Cuomo’s comments come as a growing number of New York lawmakers have called for investigations into his handling of the coronavirus pandemic after one of his top aides reportedly admitted that the administration covered up data on nursing home deaths to hide the severity of the situation from federal authorities.

Secretary to the Governor Melissa DeRosa apologized to state Democratic lawmakers during a recent video conference call, saying “we froze” out of fear that the real nursing home death numbers would “be used against us” by federal prosecutors, the New York Post reported.

The backlash was swift, with New York State Senator Jessica Ramos, a Democrat, calling for Cuomo and his administration to be subpoenaed for “all of the pertinent information” relating to nursing home coronavirus deaths along with a “full investigation.”

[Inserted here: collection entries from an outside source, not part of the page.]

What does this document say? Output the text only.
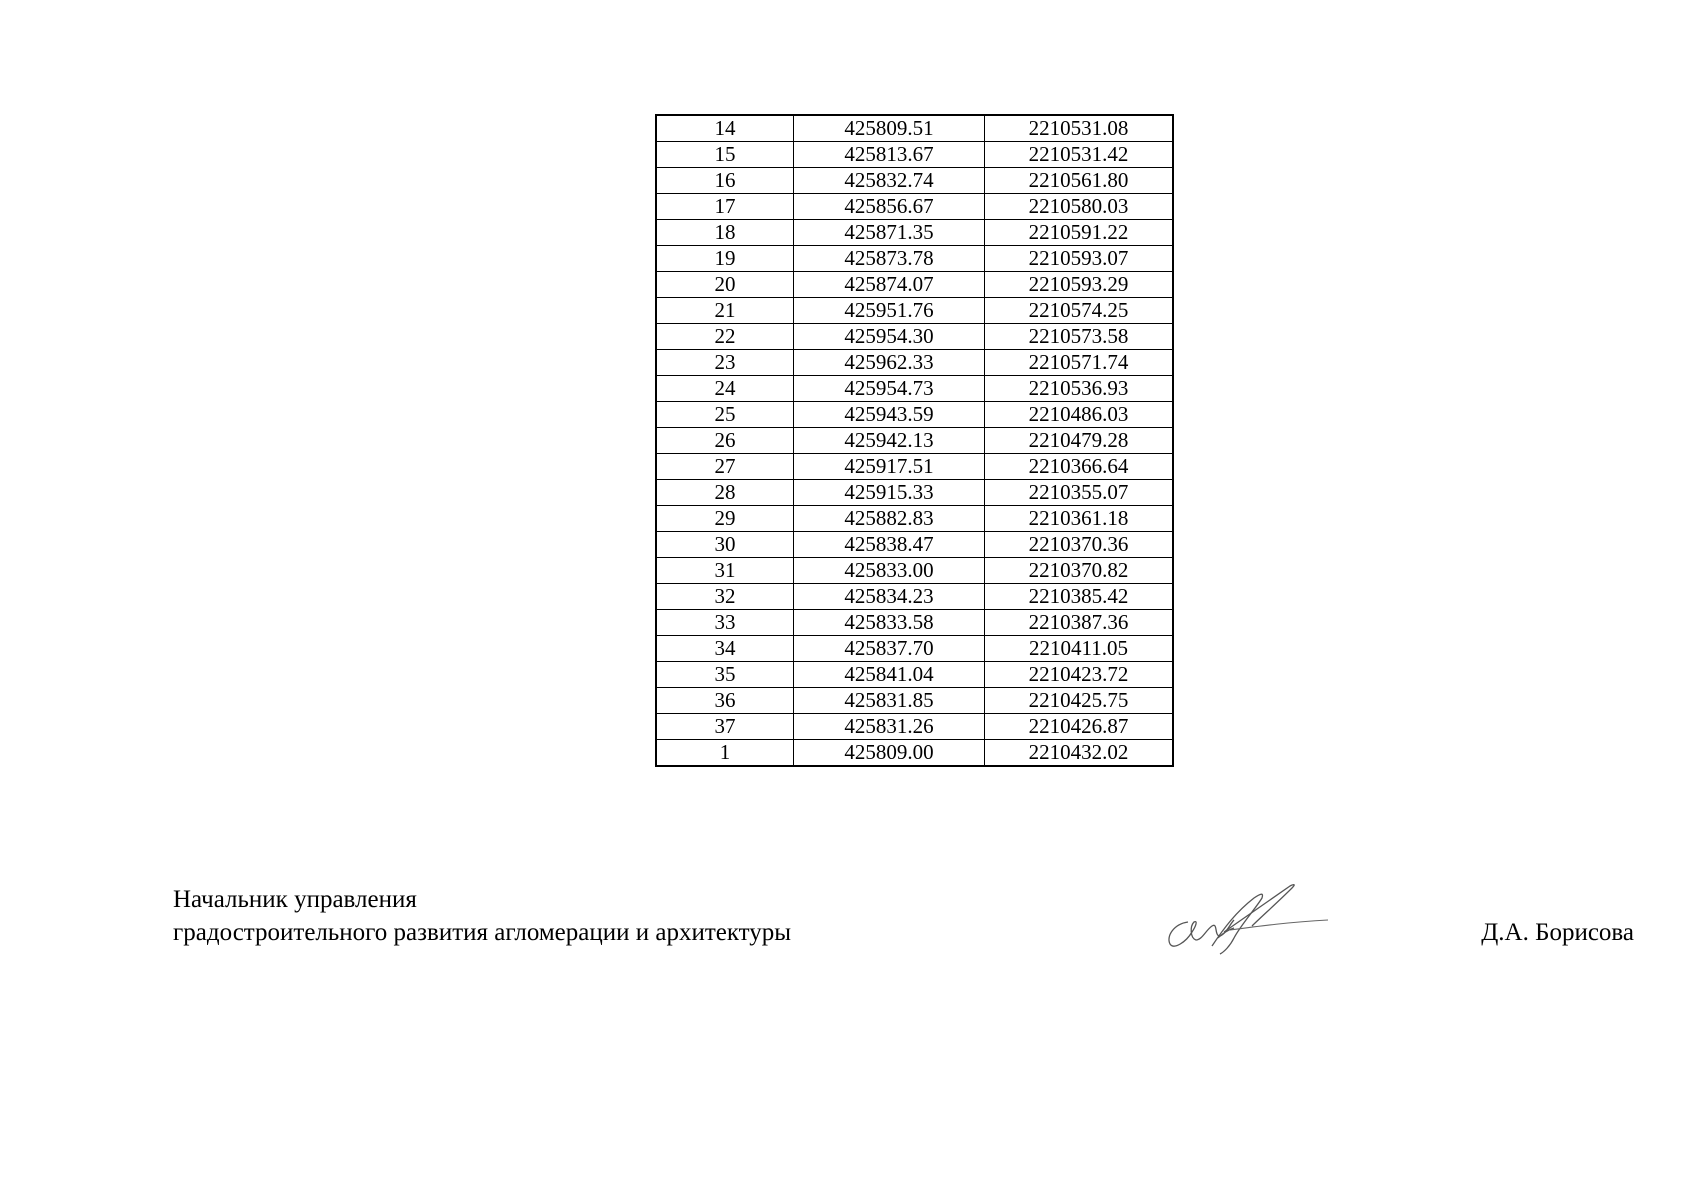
14	425809.51	2210531.08
15	425813.67	2210531.42
16	425832.74	2210561.80
17	425856.67	2210580.03
18	425871.35	2210591.22
19	425873.78	2210593.07
20	425874.07	2210593.29
21	425951.76	2210574.25
22	425954.30	2210573.58
23	425962.33	2210571.74
24	425954.73	2210536.93
25	425943.59	2210486.03
26	425942.13	2210479.28
27	425917.51	2210366.64
28	425915.33	2210355.07
29	425882.83	2210361.18
30	425838.47	2210370.36
31	425833.00	2210370.82
32	425834.23	2210385.42
33	425833.58	2210387.36
34	425837.70	2210411.05
35	425841.04	2210423.72
36	425831.85	2210425.75
37	425831.26	2210426.87
1	425809.00	2210432.02
Начальник управления
градостроительного развития агломерации и архитектуры	Д.А. Борисова
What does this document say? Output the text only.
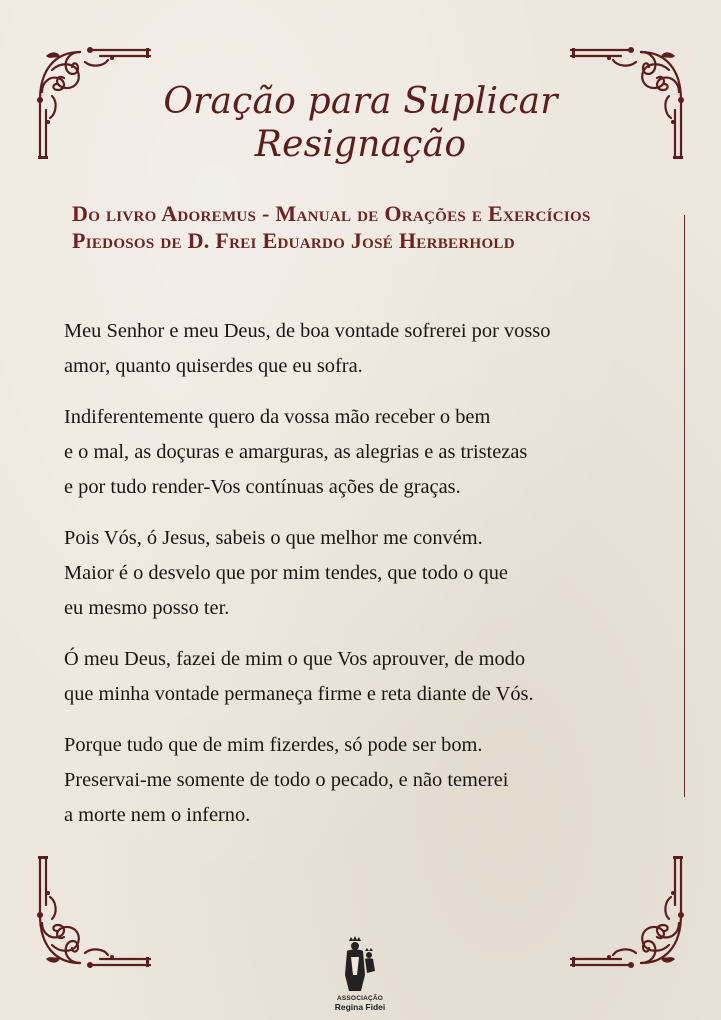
Oração para Suplicar
Resignação

Do livro Adoremus - Manual de Orações e Exercícios Piedosos de D. Frei Eduardo José Herberhold

Meu Senhor e meu Deus, de boa vontade sofrerei por vosso
amor, quanto quiserdes que eu sofra.

Indiferentemente quero da vossa mão receber o bem
e o mal, as doçuras e amarguras, as alegrias e as tristezas
e por tudo render-Vos contínuas ações de graças.

Pois Vós, ó Jesus, sabeis o que melhor me convém.
Maior é o desvelo que por mim tendes, que todo o que
eu mesmo posso ter.

Ó meu Deus, fazei de mim o que Vos aprouver, de modo
que minha vontade permaneça firme e reta diante de Vós.

Porque tudo que de mim fizerdes, só pode ser bom.
Preservai-me somente de todo o pecado, e não temerei
a morte nem o inferno.

ASSOCIAÇÃO
Regina Fidei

“At a time when we need New Yorkers to trust their elected officials the most, the Governor and his administration knowingly chose to lie and play politics with New Yorkers’ lives,” Ramos said in a statement. “This news is another slap in the face to the many New Yorkers still grieving the loss of their loved ones across our state.”

Ramos and other lawmakers of both parties have called for Cuomo to be stripped of the emergency powers granted to him last year at the beginning of the pandemic.

“His emergency powers must be rescinded, he and his administration must be subpoenaed for all of the pertinent information, and a full investigation must result in justice for our grieving families,” Ramos said.